The piping hot backup band of 4 horns, keyboards, guitarist and bassist set the mood with a cooking take of a jazz classic “Blue Port.” Enter Fagen and Brecker, with the keyboardist informing us that they’d be performing the entire 1977 Aja album as a whole. With one of the 3 female vocalists putting a needle on the album to demonstrate what an album experience was like, the band kicked off into takes of “Black Cow,” Aja” and “Deacon Blues” that, unlike most rock concerts and like most jazz shows, the live music was multiple grades better than the studio, with a snapping rhythm section lead by Keith Carlock and Freddie Washington and horn section that went from R&B to swing at the drop of a fez.

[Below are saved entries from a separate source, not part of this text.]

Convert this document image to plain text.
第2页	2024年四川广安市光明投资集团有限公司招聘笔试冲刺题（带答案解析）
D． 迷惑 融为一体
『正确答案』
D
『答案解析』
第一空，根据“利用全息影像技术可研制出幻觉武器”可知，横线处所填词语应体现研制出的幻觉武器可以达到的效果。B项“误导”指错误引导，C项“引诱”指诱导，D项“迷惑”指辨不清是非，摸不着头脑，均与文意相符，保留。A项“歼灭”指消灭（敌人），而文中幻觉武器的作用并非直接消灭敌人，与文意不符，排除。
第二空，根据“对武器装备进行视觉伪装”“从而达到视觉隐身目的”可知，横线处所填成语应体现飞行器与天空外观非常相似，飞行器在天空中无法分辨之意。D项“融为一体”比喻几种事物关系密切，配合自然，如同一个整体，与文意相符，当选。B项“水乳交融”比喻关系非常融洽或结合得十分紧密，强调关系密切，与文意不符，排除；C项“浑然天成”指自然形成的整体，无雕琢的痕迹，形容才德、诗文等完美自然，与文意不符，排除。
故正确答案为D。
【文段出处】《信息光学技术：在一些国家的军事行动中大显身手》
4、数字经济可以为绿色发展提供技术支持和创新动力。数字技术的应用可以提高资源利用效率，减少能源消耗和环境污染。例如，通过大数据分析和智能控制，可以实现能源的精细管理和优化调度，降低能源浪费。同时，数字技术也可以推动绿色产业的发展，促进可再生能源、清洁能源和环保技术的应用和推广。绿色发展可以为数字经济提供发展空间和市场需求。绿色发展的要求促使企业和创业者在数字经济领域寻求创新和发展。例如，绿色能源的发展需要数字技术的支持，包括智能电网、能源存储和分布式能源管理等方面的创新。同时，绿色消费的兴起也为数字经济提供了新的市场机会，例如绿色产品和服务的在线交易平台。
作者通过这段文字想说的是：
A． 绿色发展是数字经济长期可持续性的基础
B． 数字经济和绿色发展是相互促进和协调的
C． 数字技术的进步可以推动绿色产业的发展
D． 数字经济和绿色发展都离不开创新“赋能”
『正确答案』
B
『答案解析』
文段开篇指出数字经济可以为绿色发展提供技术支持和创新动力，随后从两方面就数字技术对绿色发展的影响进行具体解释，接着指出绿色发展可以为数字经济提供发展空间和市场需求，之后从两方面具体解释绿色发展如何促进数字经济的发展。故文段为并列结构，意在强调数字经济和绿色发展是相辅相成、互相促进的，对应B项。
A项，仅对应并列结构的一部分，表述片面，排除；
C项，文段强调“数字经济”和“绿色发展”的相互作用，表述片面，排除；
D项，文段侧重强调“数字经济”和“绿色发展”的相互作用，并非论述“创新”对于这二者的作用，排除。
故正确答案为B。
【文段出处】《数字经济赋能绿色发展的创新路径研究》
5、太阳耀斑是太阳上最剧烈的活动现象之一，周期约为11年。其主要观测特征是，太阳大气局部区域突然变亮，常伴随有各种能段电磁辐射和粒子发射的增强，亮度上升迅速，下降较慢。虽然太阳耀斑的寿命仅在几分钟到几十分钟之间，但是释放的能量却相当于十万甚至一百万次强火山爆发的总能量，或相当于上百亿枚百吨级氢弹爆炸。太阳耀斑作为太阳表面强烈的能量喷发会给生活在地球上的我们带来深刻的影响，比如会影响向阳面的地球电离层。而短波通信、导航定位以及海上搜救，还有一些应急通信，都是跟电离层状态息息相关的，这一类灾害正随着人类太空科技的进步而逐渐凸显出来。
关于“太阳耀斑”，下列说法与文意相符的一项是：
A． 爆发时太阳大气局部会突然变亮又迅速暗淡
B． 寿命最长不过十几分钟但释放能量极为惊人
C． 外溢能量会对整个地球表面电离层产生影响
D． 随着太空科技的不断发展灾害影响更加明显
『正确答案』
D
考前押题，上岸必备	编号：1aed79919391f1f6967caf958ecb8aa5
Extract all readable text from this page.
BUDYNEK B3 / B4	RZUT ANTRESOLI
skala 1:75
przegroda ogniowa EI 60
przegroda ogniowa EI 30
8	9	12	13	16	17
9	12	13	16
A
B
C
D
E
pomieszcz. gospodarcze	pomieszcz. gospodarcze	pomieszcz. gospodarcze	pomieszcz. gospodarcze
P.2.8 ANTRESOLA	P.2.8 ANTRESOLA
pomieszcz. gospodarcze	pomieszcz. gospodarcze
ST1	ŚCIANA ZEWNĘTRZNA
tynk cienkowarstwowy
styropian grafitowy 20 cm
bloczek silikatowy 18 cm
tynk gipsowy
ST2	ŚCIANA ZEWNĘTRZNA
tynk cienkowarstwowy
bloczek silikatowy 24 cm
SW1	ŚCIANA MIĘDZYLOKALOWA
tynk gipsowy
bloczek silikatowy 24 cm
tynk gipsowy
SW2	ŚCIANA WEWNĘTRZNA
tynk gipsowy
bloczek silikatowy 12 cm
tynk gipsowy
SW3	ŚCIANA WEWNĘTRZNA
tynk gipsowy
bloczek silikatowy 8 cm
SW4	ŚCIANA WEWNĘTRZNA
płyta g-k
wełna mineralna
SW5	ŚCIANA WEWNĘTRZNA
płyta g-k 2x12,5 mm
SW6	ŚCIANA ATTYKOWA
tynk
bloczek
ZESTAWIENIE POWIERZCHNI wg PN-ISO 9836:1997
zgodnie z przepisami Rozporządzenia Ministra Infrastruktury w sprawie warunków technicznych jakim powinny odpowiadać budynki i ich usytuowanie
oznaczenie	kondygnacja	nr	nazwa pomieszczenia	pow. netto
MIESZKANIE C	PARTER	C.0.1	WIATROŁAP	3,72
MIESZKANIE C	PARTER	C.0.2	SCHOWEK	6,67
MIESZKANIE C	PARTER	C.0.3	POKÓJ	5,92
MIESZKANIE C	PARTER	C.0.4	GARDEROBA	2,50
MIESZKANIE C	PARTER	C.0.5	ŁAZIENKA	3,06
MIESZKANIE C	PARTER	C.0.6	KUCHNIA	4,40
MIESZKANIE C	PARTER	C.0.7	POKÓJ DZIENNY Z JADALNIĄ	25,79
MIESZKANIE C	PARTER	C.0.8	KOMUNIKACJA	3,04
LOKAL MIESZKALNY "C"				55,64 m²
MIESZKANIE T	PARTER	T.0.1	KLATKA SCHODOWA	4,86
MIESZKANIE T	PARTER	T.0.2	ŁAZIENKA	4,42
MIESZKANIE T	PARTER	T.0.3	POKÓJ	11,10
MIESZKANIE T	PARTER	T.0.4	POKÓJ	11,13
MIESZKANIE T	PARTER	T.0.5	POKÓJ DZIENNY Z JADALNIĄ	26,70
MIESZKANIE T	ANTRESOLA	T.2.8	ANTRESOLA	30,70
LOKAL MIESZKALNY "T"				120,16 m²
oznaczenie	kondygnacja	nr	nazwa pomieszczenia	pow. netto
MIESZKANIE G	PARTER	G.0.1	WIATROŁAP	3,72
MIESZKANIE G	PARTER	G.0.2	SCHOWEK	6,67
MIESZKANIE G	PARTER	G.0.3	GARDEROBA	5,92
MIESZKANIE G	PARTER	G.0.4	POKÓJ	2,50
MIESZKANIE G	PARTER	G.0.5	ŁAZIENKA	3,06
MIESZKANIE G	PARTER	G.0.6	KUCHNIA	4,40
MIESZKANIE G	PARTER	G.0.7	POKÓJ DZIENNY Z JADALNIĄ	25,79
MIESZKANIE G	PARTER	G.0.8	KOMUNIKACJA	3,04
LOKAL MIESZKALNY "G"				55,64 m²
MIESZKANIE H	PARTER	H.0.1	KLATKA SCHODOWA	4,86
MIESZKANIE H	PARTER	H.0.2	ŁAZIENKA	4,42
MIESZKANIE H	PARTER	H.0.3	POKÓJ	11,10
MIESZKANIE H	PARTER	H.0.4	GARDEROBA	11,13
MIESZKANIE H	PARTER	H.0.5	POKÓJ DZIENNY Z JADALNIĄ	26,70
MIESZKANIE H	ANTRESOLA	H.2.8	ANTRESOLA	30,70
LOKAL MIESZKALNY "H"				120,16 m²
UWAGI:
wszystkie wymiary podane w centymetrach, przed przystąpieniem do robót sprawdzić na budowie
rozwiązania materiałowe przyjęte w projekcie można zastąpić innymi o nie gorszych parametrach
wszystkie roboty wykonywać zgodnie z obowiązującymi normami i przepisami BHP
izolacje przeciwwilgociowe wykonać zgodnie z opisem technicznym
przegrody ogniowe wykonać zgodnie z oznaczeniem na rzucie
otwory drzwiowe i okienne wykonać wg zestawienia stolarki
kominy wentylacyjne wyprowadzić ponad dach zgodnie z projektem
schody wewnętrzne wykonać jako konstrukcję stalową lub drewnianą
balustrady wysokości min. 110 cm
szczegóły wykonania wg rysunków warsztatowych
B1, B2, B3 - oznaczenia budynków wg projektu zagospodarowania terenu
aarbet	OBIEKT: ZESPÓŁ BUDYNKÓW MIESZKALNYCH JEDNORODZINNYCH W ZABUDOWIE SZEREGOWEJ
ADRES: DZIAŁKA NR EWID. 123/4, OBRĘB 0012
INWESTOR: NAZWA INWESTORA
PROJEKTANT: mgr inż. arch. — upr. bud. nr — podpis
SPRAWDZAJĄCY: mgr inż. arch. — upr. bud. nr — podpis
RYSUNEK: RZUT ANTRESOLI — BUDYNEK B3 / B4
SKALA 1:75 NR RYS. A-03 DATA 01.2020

At the last note of “Deacon Blues” vocalist Carolyn Leonart- Escoffrey went over to the turntable and flipped the album over as the band played Side Two, with a hipper than hep “Peg” and a slinky and funky “Jose” which made the classic album feel like a seamless Opus. After that, it was over an hour of fresh arrangements of well known hits like a smoky Joes Café-ish “Black Friday” or out of left field obscurities that finally get the light of day such as “Time Out Of Mind” or with the female vocalists bringing new hues to “Razor Boy.” A reading of “ Show Biz Kids” had some wondrously tricky licks, while the top 40 hits such as “Reelin’ In The Years” and “My Old School” sounded a bit nostalgic in light of the advanced and more sophisticated Aja material, still demonstrated that music made for radio doesn’t have to lower your IQ. How many songs are written about Charles the Great anymore? Like Kareem & Magic, Carlton & McCarver and Montana & Rice, some guys are just destined by God to face the world together. Brecker and Fagen showed tonight that 2 score years of symbiotically created music can satisfy the feat and gray matter, mixing Mensa with music onto a perfect scantron sheet.